WeWork’s co-founder, Adam Neumann, is stepping down as chief executive of the embattled shared office space business, three people briefed on the decision said on Tuesday, a stunning fall for the entrepreneur who oversaw the meteoric rise of one of the most valuable start-ups to emerge in the last decade.
Under pressure to leave from board members and investors in recent days, Mr. Neumann will become nonexecutive chairman of WeWork’s parent, the We Company. WeWork will name two current executives, Sebastian Gunningham and Artie Minson, as interim co-chief executives, one of the people said. The company will conduct a search for a permanent chief executive.
The resignation is the most significant step the company has taken to win over Wall Street after a botched initial public offering. The company delayed the share sale last week after earlier reducing its estimated market value to as little as $15 billion, from the $47 billion valuation it sold shares at privately in January.
Investors have expressed concern that Mr. Neumann, a charismatic but unpredictable leader, exercised too much control over the company through special voting shares. They were also unnerved by deals We Company reached with Mr. Neumann and entities he controlled.

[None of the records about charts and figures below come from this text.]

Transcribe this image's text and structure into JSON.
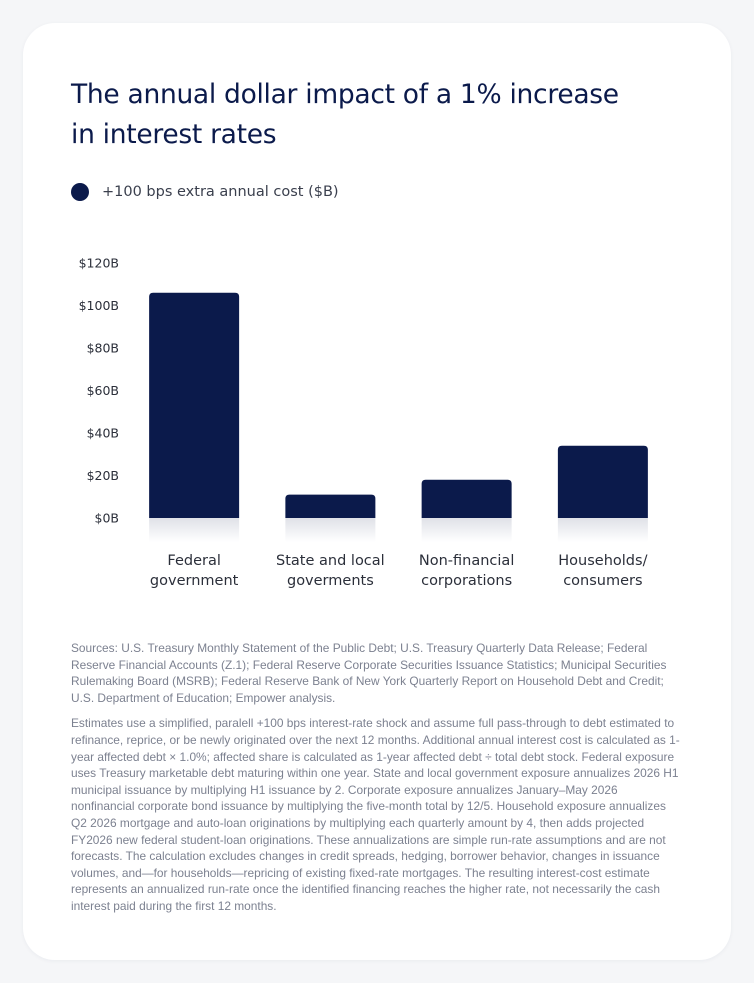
{
  "title": "The annual dollar impact of a 1% increase in interest rates",
  "legend": {
    "label": "+100 bps extra annual cost ($B)",
    "color": "#0b1a4b"
  },
  "chart_data": {
    "type": "bar",
    "title": "The annual dollar impact of a 1% increase in interest rates",
    "categories": [
      [
        "Federal",
        "government"
      ],
      [
        "State and local",
        "goverments"
      ],
      [
        "Non-financial",
        "corporations"
      ],
      [
        "Households/",
        "consumers"
      ]
    ],
    "series": [
      {
        "name": "+100 bps extra annual cost ($B)",
        "values": [
          106,
          11,
          18,
          34
        ],
        "color": "#0b1a4b"
      }
    ],
    "ylim": [
      0,
      120
    ],
    "yticks": [
      0,
      20,
      40,
      60,
      80,
      100,
      120
    ],
    "ytick_labels": [
      "$0B",
      "$20B",
      "$40B",
      "$60B",
      "$80B",
      "$100B",
      "$120B"
    ],
    "grid": false,
    "legend_position": "top-left",
    "xlabel": "",
    "ylabel": ""
  },
  "notes": {
    "sources": "Sources: U.S. Treasury Monthly Statement of the Public Debt; U.S. Treasury Quarterly Data Release; Federal Reserve Financial Accounts (Z.1); Federal Reserve Corporate Securities Issuance Statistics; Municipal Securities Rulemaking Board (MSRB); Federal Reserve Bank of New York Quarterly Report on Household Debt and Credit; U.S. Department of Education; Empower analysis.",
    "methodology": "Estimates use a simplified, paralell +100 bps interest-rate shock and assume full pass-through to debt estimated to refinance, reprice, or be newly originated over the next 12 months. Additional annual interest cost is calculated as 1-year affected debt × 1.0%; affected share is calculated as 1-year affected debt ÷ total debt stock. Federal exposure uses Treasury marketable debt maturing within one year. State and local government exposure annualizes 2026 H1 municipal issuance by multiplying H1 issuance by 2. Corporate exposure annualizes January–May 2026 nonfinancial corporate bond issuance by multiplying the five-month total by 12/5. Household exposure annualizes Q2 2026 mortgage and auto-loan originations by multiplying each quarterly amount by 4, then adds projected FY2026 new federal student-loan originations. These annualizations are simple run-rate assumptions and are not forecasts. The calculation excludes changes in credit spreads, hedging, borrower behavior, changes in issuance volumes, and—for households—repricing of existing fixed-rate mortgages. The resulting interest-cost estimate represents an annualized run-rate once the identified financing reaches the higher rate, not necessarily the cash interest paid during the first 12 months."
  }
}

The decision was made on a lengthy board call on Tuesday and after deliberations between Mr. Neumann and his closest confidants in recent days. On Sunday, he met with the chairman and chief executive of JPMorgan Chase, Jamie Dimon, and later in the day had dinner with Bruce Dunlevie, a partner at Benchmark Capital and a director of the We Company.
It is not clear if Mr. Neumann’s departure as chief executive will be enough to bolster interest in We’s shares. Investors have also expressed concerns about the company’s business model. We has been spending billions of dollars to expand and is unlikely to turn a profit in the foreseeable future.
Mr. Neumann and WeWork have been the driving force in the flexible office space business, which is transforming the commercial real estate market. Individuals and companies are flocking to locations run by WeWork and others, attracted by shorter leases and nicely designed spaces.
But as the company has expanded at a breakneck speed it has lost billions of dollars and failed to convince investors that it can become a sustainable business. A more seasoned chief executive who has run businesses with a steady hand might help win over skeptics. In 2017, under pressure from investors, Travis Kalanick resigned as chief executive of Uber. He was replaced by Dara Khosrowshahi, a former chief executive at Expedia who set about trying to improve the culture at Uber and preparing the company for an I.P.O.
Mr. Neumann’s management style was sometimes impulsive: He once unilaterally declared that WeWork would ban meat from the company, which forced executives to quickly come up with a rationale for why.
He also invested in properties that leased space to WeWork. Though Mr. Neumann later sold his stakes in the properties to an investment arm of WeWork, the deals raised concerns among investors that he was trying to enrich himself at the company’s expense.
Mr. Neumann’s resignation comes as a blow to its biggest outside investor, SoftBank, the Japanese company that has plowed billions of dollars into WeWork and other start-ups. Softbank’s chief executive, Masayoshi Son, has given founders wide leeway in expanding their businesses and looked the other way at excesses until investors in the public markets push back.